A developer of the food hall project proposed for downtown Marietta said the first batch of restaurants set to inhabit the space would be announced sometime early next week.
Developers Capital Properties Group and Concordia Properties announced the project in March, saying it would be an 18,000-square-foot mixed-use complex like Atlanta places-to-be-seen Krog Street and Ponce City markets.
Ed Lee with CPG said leases on about four or five of the restaurants should be finalized and ready to announce either Monday or Tuesday.
He said he expects the food hall to open at about three-quarters capacity.
The market, which would be just behind the William Root House Museum & Garden, was first proposed as having room for three anchor restaurants and eight smaller kiosks between 400 and 800 square feet.
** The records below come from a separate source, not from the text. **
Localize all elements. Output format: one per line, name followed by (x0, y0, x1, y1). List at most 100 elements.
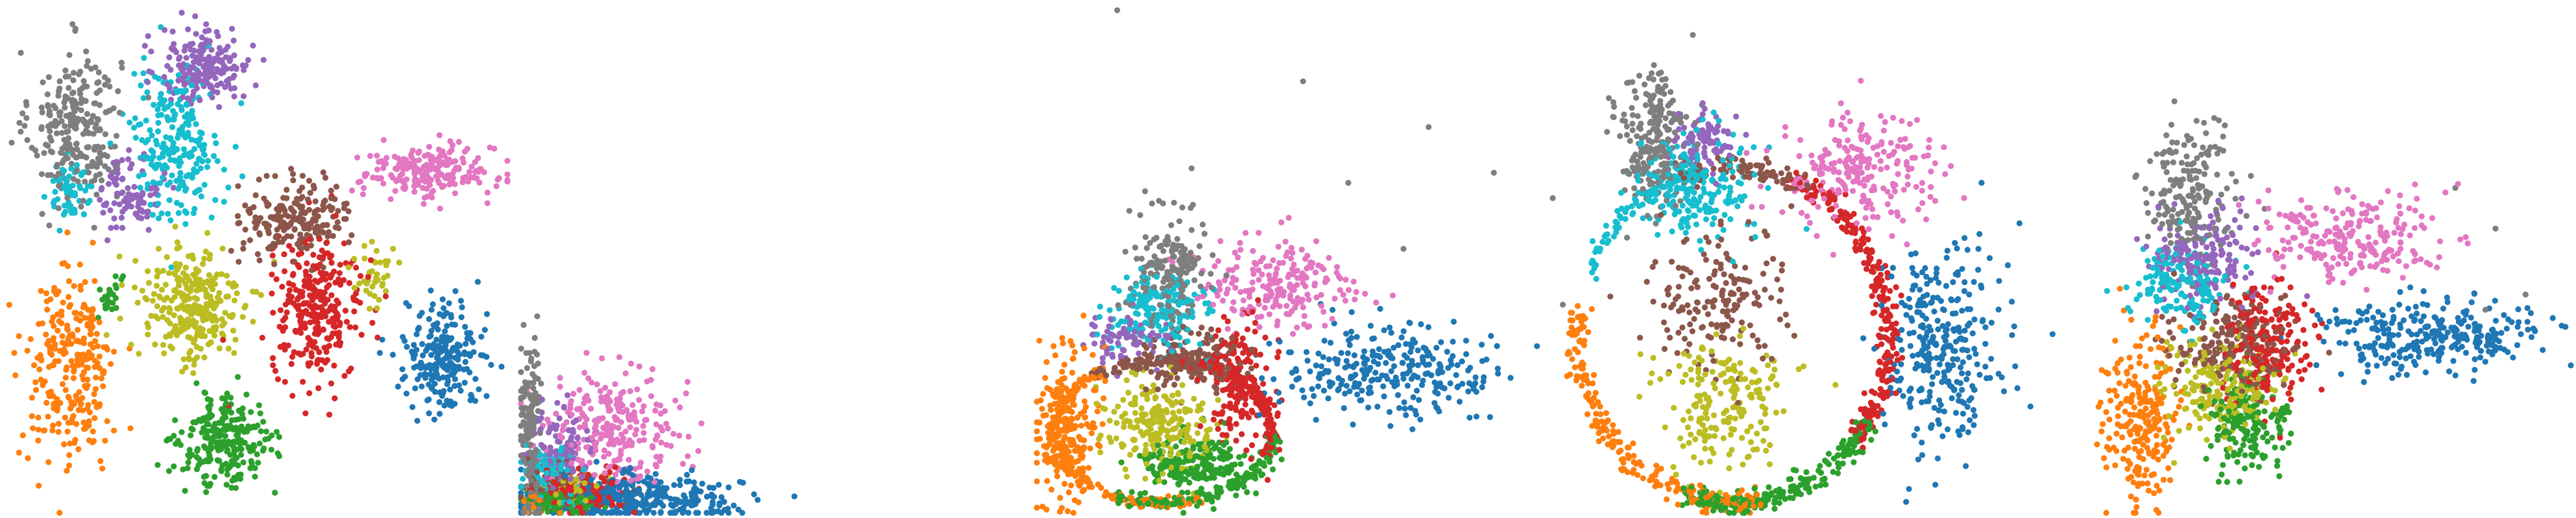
scatter-point-outlier (1345, 180, 1352, 186)
scatter-point-cluster-2 (221, 64, 227, 71)
scatter-point-cluster-10 (35, 426, 42, 433)
scatter-point-cluster-10 (65, 419, 72, 426)
scatter-point-cluster-4 (136, 200, 143, 206)
scatter-point-cluster-8 (295, 251, 302, 258)
scatter-point-cluster-6 (1208, 326, 1215, 332)
scatter-point-cluster-10 (87, 331, 93, 338)
scatter-point-cluster-6 (632, 503, 638, 510)
scatter-point-cluster-7 (252, 225, 259, 231)
scatter-point-cluster-2 (241, 67, 247, 73)
scatter-point-cluster-2 (162, 27, 168, 33)
scatter-point-cluster-9 (116, 253, 123, 260)
scatter-point-cluster-1 (522, 379, 528, 386)
scatter-point-cluster-7 (346, 239, 352, 245)
scatter-point-cluster-4 (108, 173, 115, 179)
scatter-point-cluster-8 (346, 368, 352, 375)
scatter-point-cluster-7 (317, 228, 324, 235)
scatter-point-cluster-7 (242, 202, 249, 209)
scatter-point-cluster-7 (573, 499, 579, 506)
scatter-point-cluster-10 (44, 306, 51, 313)
scatter-point-cluster-2 (193, 31, 199, 37)
scatter-point-cluster-12 (466, 351, 472, 358)
scatter-point-cluster-2 (677, 404, 683, 411)
scatter-point-cluster-2 (199, 34, 205, 41)
scatter-point-cluster-11 (237, 471, 244, 478)
scatter-point-cluster-10 (38, 288, 44, 294)
scatter-point-cluster-2 (657, 424, 664, 430)
scatter-point-cluster-6 (694, 487, 700, 493)
scatter-point-cluster-4 (568, 434, 575, 441)
scatter-point-cluster-5 (1091, 340, 1098, 347)
scatter-point-cluster-10 (1049, 486, 1055, 493)
scatter-point-cluster-4 (1387, 423, 1394, 429)
scatter-point-cluster-3 (1256, 267, 1262, 273)
scatter-point-cluster-7 (319, 223, 326, 229)
scatter-point-cluster-3 (154, 106, 161, 113)
scatter-point-cluster-4 (111, 215, 117, 222)
scatter-point-cluster-1 (39, 109, 45, 116)
scatter-point-cluster-8 (374, 334, 381, 341)
scatter-point-cluster-4 (547, 425, 553, 431)
scatter-point-cluster-6 (585, 490, 592, 497)
scatter-point-cluster-3 (205, 158, 212, 164)
scatter-point-cluster-8 (284, 309, 290, 315)
scatter-point-cluster-8 (341, 240, 348, 247)
scatter-point-cluster-11 (204, 421, 210, 427)
scatter-point-cluster-6 (459, 179, 466, 186)
scatter-point-cluster-3 (164, 114, 171, 120)
scatter-point-cluster-10 (96, 319, 103, 325)
scatter-point-cluster-6 (391, 153, 398, 160)
scatter-point-cluster-12 (412, 385, 419, 391)
scatter-point-cluster-8 (290, 271, 297, 277)
scatter-point-cluster-5 (70, 190, 77, 197)
scatter-point-cluster-7 (334, 219, 341, 225)
scatter-point-cluster-2 (243, 62, 249, 69)
scatter-point-cluster-7 (290, 177, 297, 184)
scatter-point-cluster-10 (56, 318, 62, 325)
scatter-point-cluster-1 (78, 203, 84, 210)
scatter-point-cluster-11 (201, 443, 208, 450)
scatter-point-cluster-1 (93, 90, 100, 96)
scatter-point-cluster-4 (538, 415, 544, 421)
scatter-point-cluster-2 (640, 403, 647, 410)
scatter-point-cluster-10 (39, 320, 46, 327)
scatter-point-cluster-2 (650, 366, 656, 373)
scatter-point-cluster-14 (367, 291, 373, 297)
scatter-point-cluster-12 (437, 410, 443, 417)
scatter-point-cluster-2 (169, 29, 176, 35)
scatter-point-cluster-10 (59, 260, 66, 267)
scatter-point-cluster-6 (419, 171, 426, 177)
scatter-point-cluster-11 (227, 395, 234, 401)
scatter-point-cluster-1 (61, 99, 67, 106)
scatter-point-cluster-5 (69, 182, 76, 189)
scatter-point-cluster-7 (330, 232, 336, 240)
scatter-point-cluster-6 (699, 480, 705, 487)
scatter-point-cluster-7 (297, 231, 304, 238)
scatter-point-cluster-7 (602, 504, 609, 510)
scatter-point-cluster-2 (657, 410, 664, 417)
scatter-point-cluster-12 (442, 310, 449, 317)
scatter-point-cluster-7 (310, 182, 317, 189)
scatter-point-cluster-8 (304, 260, 310, 267)
scatter-point-cluster-1 (72, 27, 79, 34)
scatter-point-cluster-3 (184, 118, 191, 125)
scatter-point-cluster-7 (319, 206, 326, 213)
scatter-point-cluster-8 (557, 510, 563, 516)
scatter-point-cluster-2 (658, 439, 664, 446)
scatter-point-cluster-1 (97, 145, 103, 151)
scatter-point-cluster-11 (188, 425, 195, 432)
scatter-point-cluster-3 (1243, 230, 1249, 236)
scatter-point-cluster-4 (1447, 380, 1453, 387)
scatter-point-cluster-10 (43, 290, 49, 297)
scatter-point-cluster-2 (579, 410, 585, 417)
scatter-point-cluster-1 (69, 21, 76, 27)
scatter-point-cluster-9 (202, 248, 209, 255)
scatter-point-cluster-10 (56, 400, 62, 406)
scatter-point-cluster-9 (136, 351, 142, 357)
scatter-point-cluster-3 (156, 162, 163, 168)
scatter-point-cluster-10 (77, 317, 83, 324)
scatter-point-cluster-10 (90, 240, 96, 246)
scatter-point-cluster-3 (136, 173, 142, 179)
scatter-point-cluster-8 (346, 324, 353, 330)
scatter-point-cluster-10 (77, 286, 84, 293)
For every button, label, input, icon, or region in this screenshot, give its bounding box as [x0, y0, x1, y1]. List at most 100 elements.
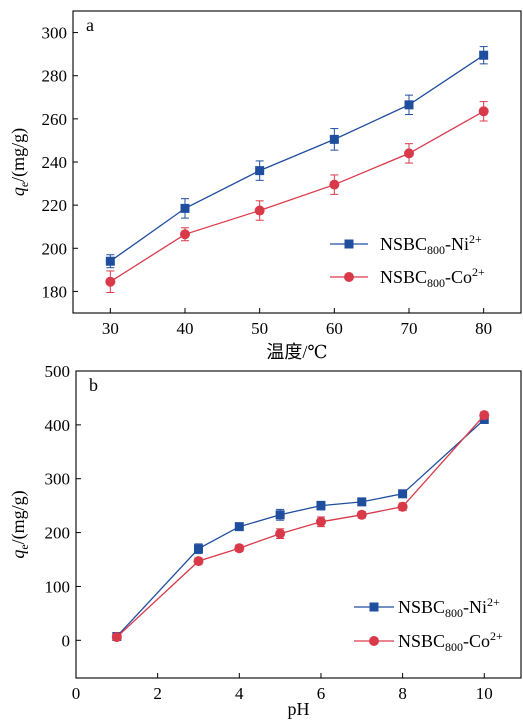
data-point [479, 410, 490, 421]
x-tick-label: 30 [102, 319, 119, 338]
legend-label-ion: -Co [463, 631, 490, 651]
data-point [329, 179, 340, 190]
x-tick-label: 2 [153, 684, 162, 703]
series-line [109, 54, 485, 262]
panel-label: a [86, 15, 94, 35]
y-tick-label: 200 [45, 524, 71, 543]
data-point [105, 256, 115, 266]
data-point [105, 276, 116, 287]
legend-label-base: NSBC [380, 234, 427, 254]
y-axis-label: qe/(mg/g) [8, 128, 31, 196]
legend-entry: NSBC800-Ni2+ [330, 232, 482, 257]
data-point [111, 632, 122, 643]
data-point [180, 229, 190, 240]
legend-marker [344, 272, 354, 282]
legend-entry: NSBC800-Ni2+ [354, 595, 500, 620]
data-point [255, 166, 265, 176]
legend-marker [369, 636, 379, 646]
data-point [398, 489, 408, 499]
x-tick-label: 80 [475, 319, 492, 338]
y-axis-label-main: q [8, 550, 28, 559]
legend-label-sub: 800 [427, 243, 445, 257]
y-tick-label: 260 [42, 110, 68, 129]
legend-label-sup: 2+ [490, 629, 503, 643]
legend-label-sup: 2+ [472, 265, 485, 279]
series-line [109, 110, 485, 283]
data-point [404, 100, 414, 110]
series-line [116, 414, 485, 638]
x-axis-label: pH [288, 699, 310, 719]
y-axis-label-unit: /(mg/g) [8, 128, 29, 182]
legend-label-sub: 800 [445, 640, 463, 654]
legend-label-base: NSBC [398, 631, 445, 651]
legend-entry: NSBC800-Co2+ [354, 629, 503, 654]
data-point [234, 522, 244, 532]
series-co [105, 101, 489, 294]
x-tick-label: 40 [177, 319, 194, 338]
data-point [234, 543, 245, 554]
x-tick-label: 8 [398, 684, 407, 703]
data-point [397, 501, 408, 512]
legend-label-sub: 800 [427, 276, 445, 290]
legend-marker [369, 602, 379, 612]
data-point [193, 556, 204, 567]
x-tick-label: 60 [326, 319, 343, 338]
y-tick-label: 240 [42, 153, 68, 172]
y-axis-label-main: q [8, 187, 28, 196]
legend-label-sub: 800 [445, 606, 463, 620]
chart-panel-a: 30 40 50 60 70 80 180 200 220 240 260 280 300 a 温度/℃ qe… [8, 10, 522, 362]
y-tick-label: 500 [45, 362, 71, 381]
y-tick-label: 220 [42, 196, 68, 215]
plot-frame [75, 370, 522, 679]
x-tick-label: 0 [72, 684, 81, 703]
data-point [275, 510, 285, 520]
x-tick-label: 70 [401, 319, 418, 338]
y-axis-label: qe/(mg/g) [8, 490, 31, 558]
data-point [316, 501, 326, 511]
x-tick-label: 10 [476, 684, 493, 703]
y-axis-label-sub: e [17, 544, 31, 549]
x-axis-label: 温度/℃ [266, 342, 327, 362]
legend-label: NSBC800-Co2+ [398, 629, 503, 654]
legend-label-sup: 2+ [469, 232, 482, 246]
data-point [356, 509, 367, 520]
y-tick-label: 180 [42, 282, 68, 301]
y-tick-label: 280 [42, 67, 68, 86]
data-point [329, 134, 339, 144]
chart-panel-b: 0 2 4 6 8 100100200300400500bpHqe/(mg/g)NSBC8… [8, 362, 522, 719]
data-point [479, 50, 489, 60]
data-point [478, 106, 489, 117]
legend-label-sup: 2+ [487, 595, 500, 609]
series-line [116, 419, 485, 637]
legend-label-base: NSBC [398, 597, 445, 617]
legend-label-ion: -Ni [463, 597, 487, 617]
data-point [404, 148, 414, 159]
data-point [315, 516, 326, 527]
data-point [357, 497, 367, 507]
legend-label-ion: -Co [445, 267, 472, 287]
x-tick-label: 6 [317, 684, 326, 703]
legend-entry: NSBC800-Co2+ [330, 265, 485, 290]
data-point [254, 205, 265, 216]
series-ni [105, 46, 489, 269]
y-tick-label: 100 [45, 577, 71, 596]
x-tick-label: 4 [235, 684, 244, 703]
y-tick-label: 300 [42, 24, 68, 43]
legend-marker [344, 239, 354, 249]
legend-label: NSBC800-Co2+ [380, 265, 485, 290]
y-tick-label: 200 [42, 239, 68, 258]
data-point [193, 544, 203, 554]
y-axis-label-sub: e [17, 182, 31, 187]
legend-label-ion: -Ni [445, 234, 469, 254]
legend-label-base: NSBC [380, 267, 427, 287]
y-tick-label: 300 [45, 470, 71, 489]
legend-label: NSBC800-Ni2+ [398, 595, 500, 620]
series-co [111, 410, 490, 643]
x-tick-label: 50 [251, 319, 268, 338]
y-axis-label-unit: /(mg/g) [8, 490, 29, 544]
panel-label: b [89, 375, 98, 395]
y-tick-label: 400 [45, 416, 71, 435]
legend-label: NSBC800-Ni2+ [380, 232, 482, 257]
y-tick-label: 0 [62, 631, 71, 650]
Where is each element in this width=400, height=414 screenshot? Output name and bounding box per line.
This would all happen inside the historic Marietta Station buildings at 68 N. Marietta Pkwy. NW, making the market about a seven-minute walk from its namesake Square.
The project passed its first step of approval from the historic preservation commission in early April; Lee said project leaders are now getting small changes approved by the board.
The next step is applying for permits, which he said would happen in the next month or two.
Aesthetically, the food hall will be themed as an old train station, the intention being to draw on the county’s long locomotive history.
One of the vendors would be inside a restored 1922 curved side streetcar made to look like the ones that ran from Marietta to Atlanta in the 1930s and 40s.